The next day I found out that no one was preventing me from walking freely
through the camp. Seemingly Dr Bjesimja had believed my story.

I was outside the barracks, when the guards brought the prisoners to the
outside to force them to work in the mines. I saw Mulder beneath the other
men. He was looking a bit sick, but it didn't seem to be very serious.

Still I had to find a way out. I saw Dr Bjesimja standing a few foot away
from me, so playing his best friend again, I walked towards him.

After another comrade hug I intended to try once more to persuade him, that
he didn't need to keep Mulder imprisoned, but I had no more time to do that.

The security in this gulag was not very cautious, or else Mulder wouldn't
have managed to leave his line and rush forwards. He caught me by surprise,
beat me down one more time and threw me onto the loading-place of a truck.

Mulder started the engine of that truck and drove through the fence. Of
course the guards tried to follow us, but Mulder was driving their only
truck, and their horses couldn't catch up with it.

As I looked through the lattice, which separated the driver's cabin from the
loading-place, I noticed with concern, that Mulder was trying in vain to
slow down the truck. The brakes were defective and the street was running
downwards, so the vehicle only became faster and faster. I had to do
something! A crash was inevitable, so I had to get off that truck before.

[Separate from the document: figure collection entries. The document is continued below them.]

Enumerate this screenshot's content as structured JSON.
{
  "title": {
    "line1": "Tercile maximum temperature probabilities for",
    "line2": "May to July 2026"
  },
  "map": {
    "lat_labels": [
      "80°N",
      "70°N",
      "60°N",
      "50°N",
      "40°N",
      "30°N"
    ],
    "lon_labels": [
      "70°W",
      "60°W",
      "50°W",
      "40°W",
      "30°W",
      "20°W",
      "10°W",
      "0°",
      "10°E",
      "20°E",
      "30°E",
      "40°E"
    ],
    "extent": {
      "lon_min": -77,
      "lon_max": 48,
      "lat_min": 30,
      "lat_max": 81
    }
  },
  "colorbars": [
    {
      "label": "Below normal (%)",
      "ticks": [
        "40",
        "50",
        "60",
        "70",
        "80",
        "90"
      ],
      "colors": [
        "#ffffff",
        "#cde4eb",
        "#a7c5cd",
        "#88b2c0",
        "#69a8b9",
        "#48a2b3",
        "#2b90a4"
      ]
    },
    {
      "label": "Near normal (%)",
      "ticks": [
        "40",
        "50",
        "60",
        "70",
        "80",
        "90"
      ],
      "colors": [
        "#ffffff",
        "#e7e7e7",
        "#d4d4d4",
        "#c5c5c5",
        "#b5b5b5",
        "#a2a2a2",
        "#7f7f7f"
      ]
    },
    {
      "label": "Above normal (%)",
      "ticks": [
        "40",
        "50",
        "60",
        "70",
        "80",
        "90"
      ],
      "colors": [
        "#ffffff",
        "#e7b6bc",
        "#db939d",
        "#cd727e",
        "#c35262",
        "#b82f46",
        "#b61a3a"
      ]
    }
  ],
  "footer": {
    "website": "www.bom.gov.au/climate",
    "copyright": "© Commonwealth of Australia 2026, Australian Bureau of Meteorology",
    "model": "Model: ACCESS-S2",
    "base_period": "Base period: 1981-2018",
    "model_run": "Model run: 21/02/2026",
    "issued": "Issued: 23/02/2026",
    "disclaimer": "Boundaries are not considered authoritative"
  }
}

I crawled to the end of the loading-place, summoned up my courage and jumped
down the lorry.

Except of some lighter scratches I got off without any injuries. I didn't
know by then, but the worst part of this nightmare was still up to come.

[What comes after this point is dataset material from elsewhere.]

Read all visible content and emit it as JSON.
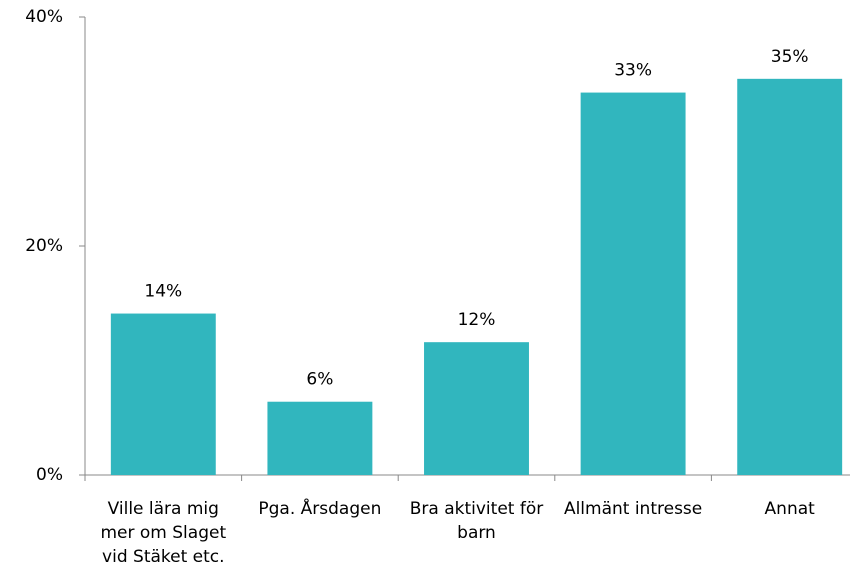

I could have traced back the road to the gulag. I should have done that. But
I just didn't want to. As I mentioned earlier, I didn't like Dr Bjesimja, I
didn't like his methods and I didn't even like the way they treated their
prisoners, although I'd never attempt to protest against it.

Instead of going back I chose to walk into the woods. I made a lot of
mistakes in my life. This one was the worst.

Chapter Three

As I wandered through the woods, a couple of one-armed men found me. I had
heard that some sick minds cut off their left arms, thinking it would save
them from the tests.These men certainly were fugitives from the camp. Certainly
they wouldn't be very pleased to hear that I was an acquaintance of Dr
Bjesimja, so I made another performance for them. I stammered in Russian with
an American accent, sometimes strewing in some English words, narrating that
I was an American tourist who got lost in the woods. With perfect played
panic I said that some men had caught me and accused me of being a spy, that
I finally had escaped, somehow. I was really good, it was one of my best
performances. They promised, that I would be save here. Very save, thank you!

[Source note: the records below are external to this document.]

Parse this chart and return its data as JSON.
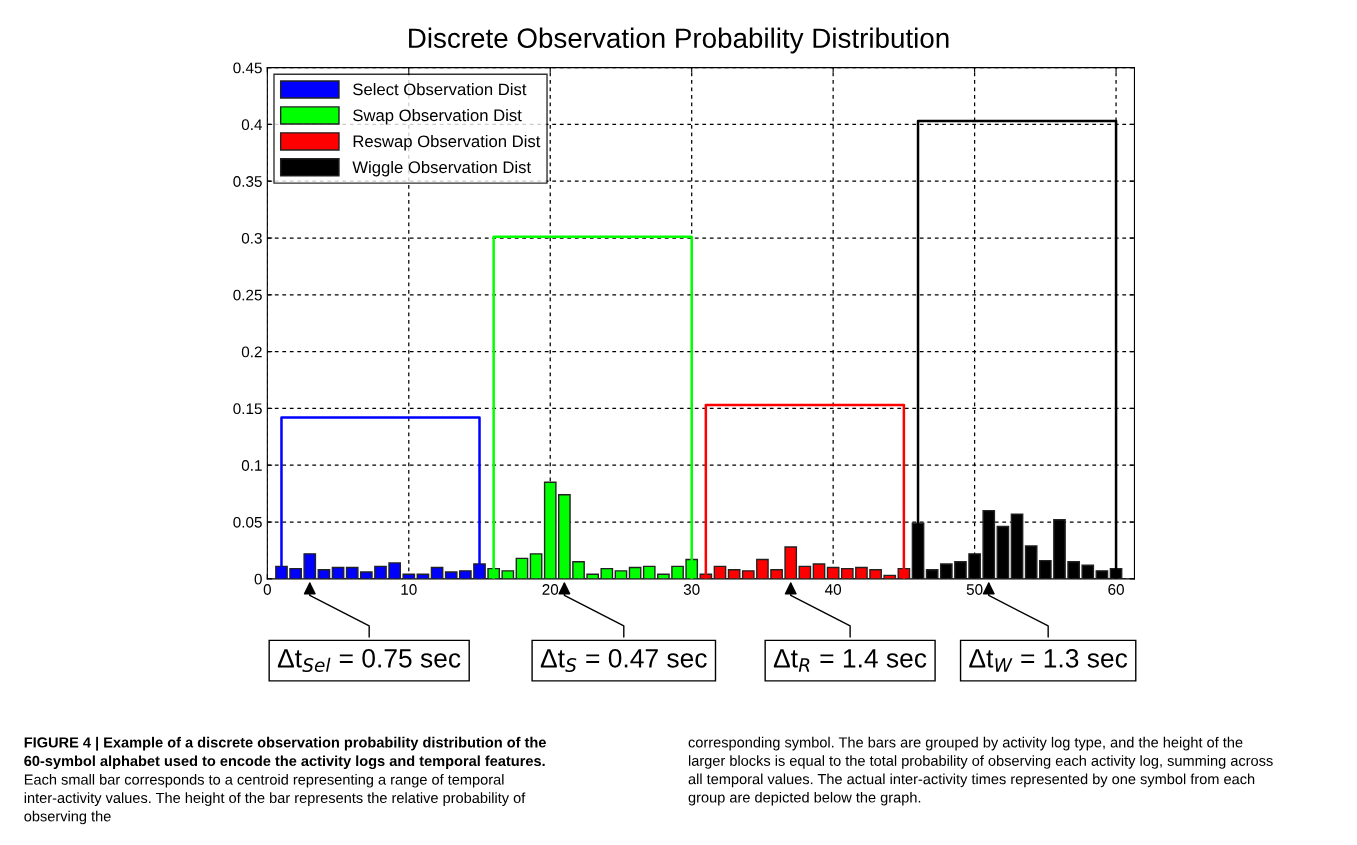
{
  "chart_data": {
    "type": "bar",
    "title": "Discrete Observation Probability Distribution",
    "xlim": [
      0,
      61.3
    ],
    "xticks": [
      0,
      10,
      20,
      30,
      40,
      50,
      60
    ],
    "ylim": [
      0,
      0.45
    ],
    "yticks": [
      0,
      0.05,
      0.1,
      0.15,
      0.2,
      0.25,
      0.3,
      0.35,
      0.4,
      0.45
    ],
    "grid": true,
    "legend": "top left",
    "series": [
      {
        "name": "Select Observation Dist",
        "color": "#0000ff",
        "x": [
          1,
          2,
          3,
          4,
          5,
          6,
          7,
          8,
          9,
          10,
          11,
          12,
          13,
          14,
          15
        ],
        "values": [
          0.011,
          0.009,
          0.022,
          0.008,
          0.01,
          0.01,
          0.006,
          0.011,
          0.014,
          0.004,
          0.004,
          0.01,
          0.006,
          0.007,
          0.013
        ]
      },
      {
        "name": "Swap Observation Dist",
        "color": "#00ff00",
        "x": [
          16,
          17,
          18,
          19,
          20,
          21,
          22,
          23,
          24,
          25,
          26,
          27,
          28,
          29,
          30
        ],
        "values": [
          0.009,
          0.007,
          0.018,
          0.022,
          0.085,
          0.074,
          0.015,
          0.004,
          0.009,
          0.007,
          0.01,
          0.011,
          0.004,
          0.011,
          0.017
        ]
      },
      {
        "name": "Reswap Observation Dist",
        "color": "#ff0000",
        "x": [
          31,
          32,
          33,
          34,
          35,
          36,
          37,
          38,
          39,
          40,
          41,
          42,
          43,
          44,
          45
        ],
        "values": [
          0.004,
          0.011,
          0.008,
          0.007,
          0.017,
          0.008,
          0.028,
          0.011,
          0.013,
          0.01,
          0.009,
          0.01,
          0.008,
          0.003,
          0.009
        ]
      },
      {
        "name": "Wiggle Observation Dist",
        "color": "#000000",
        "x": [
          46,
          47,
          48,
          49,
          50,
          51,
          52,
          53,
          54,
          55,
          56,
          57,
          58,
          59,
          60
        ],
        "values": [
          0.049,
          0.008,
          0.013,
          0.015,
          0.022,
          0.06,
          0.046,
          0.057,
          0.029,
          0.016,
          0.052,
          0.015,
          0.012,
          0.007,
          0.009
        ]
      },
      {
        "type": "line",
        "color": "#0000ff",
        "x": [
          1,
          1,
          15,
          15
        ],
        "values": [
          0,
          0.142,
          0.142,
          0
        ]
      },
      {
        "type": "line",
        "color": "#00ff00",
        "x": [
          16,
          16,
          30,
          30
        ],
        "values": [
          0,
          0.301,
          0.301,
          0
        ]
      },
      {
        "type": "line",
        "color": "#ff0000",
        "x": [
          31,
          31,
          45,
          45
        ],
        "values": [
          0,
          0.153,
          0.153,
          0
        ]
      },
      {
        "type": "line",
        "color": "#000000",
        "x": [
          46,
          46,
          60,
          60
        ],
        "values": [
          0,
          0.403,
          0.403,
          0
        ]
      }
    ],
    "annotations": [
      {
        "text": "Δt$_{Sel}$ = 0.75 sec",
        "x": 3,
        "y": 0
      },
      {
        "text": "Δt$_{S}$ = 0.47 sec",
        "x": 21,
        "y": 0
      },
      {
        "text": "Δt$_{R}$ = 1.4 sec",
        "x": 37,
        "y": 0
      },
      {
        "text": "Δt$_{W}$ = 1.3 sec",
        "x": 51,
        "y": 0
      },
      "FIGURE 4 | Example of a discrete observation probability distribution of the 60-symbol alphabet used to encode the activity logs and temporal features.",
      "Each small bar corresponds to a centroid representing a range of temporal inter-activity values. The height of the bar represents the relative probability of observing the",
      "corresponding symbol. The bars are grouped by activity log type, and the height of the larger blocks is equal to the total probability of observing each activity log, summing across all temporal values. The actual inter-activity times represented by one symbol from each group are depicted below the graph."
    ]
  }
}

Those men were weird to me, so I decided not to sleep that night. Nevertheless
I must have dozen off, because suddenly the men were grabbing me, tearing off
my jacket and pinning me to the ground, while one of them started to cut
into the flesh of my arm with a knife he had hottened up in the fire.

I hadn't expected they would cut off my arm without telling me why. If they
had asked me before, I could have refused. But seemingly they didn't think,
that my agreement was important. They did not even think it was neccessary
to stun me.

As the knife reaped through my flesh and my bones, all I could perceive was
pain, incredible pain.


When I woke up, I was lying in a hospital bed, Dr Bjesimja standing at the
end of it.

"My arm?" I asked, my voice sounding hoarse.

He shook his head. "We found you too late. But we killed those men."

If he was expecting a reaction from me, I must have dissapointed him. I was
too tired, too sick, dizzy from anodynes. But certainly I wouldn't have cried
a tear for them.

"Your ... friend, if he really was your friend, has escaped." he added. I'm
sure he was curious if I would look released or angry about that. But this
time I dissapointed him again, for I was just falling asleep.


Mulder has gone back to the USA, while I'm still in Russia. Yet he doesn't
know, what I had planned to make him see. Maybe he thinks, that this
Tunguska-trip had been a trap I'd set for him, that I deceived him again.

Perhaps one day I'll make a new attempt to tell him about the coming invasion.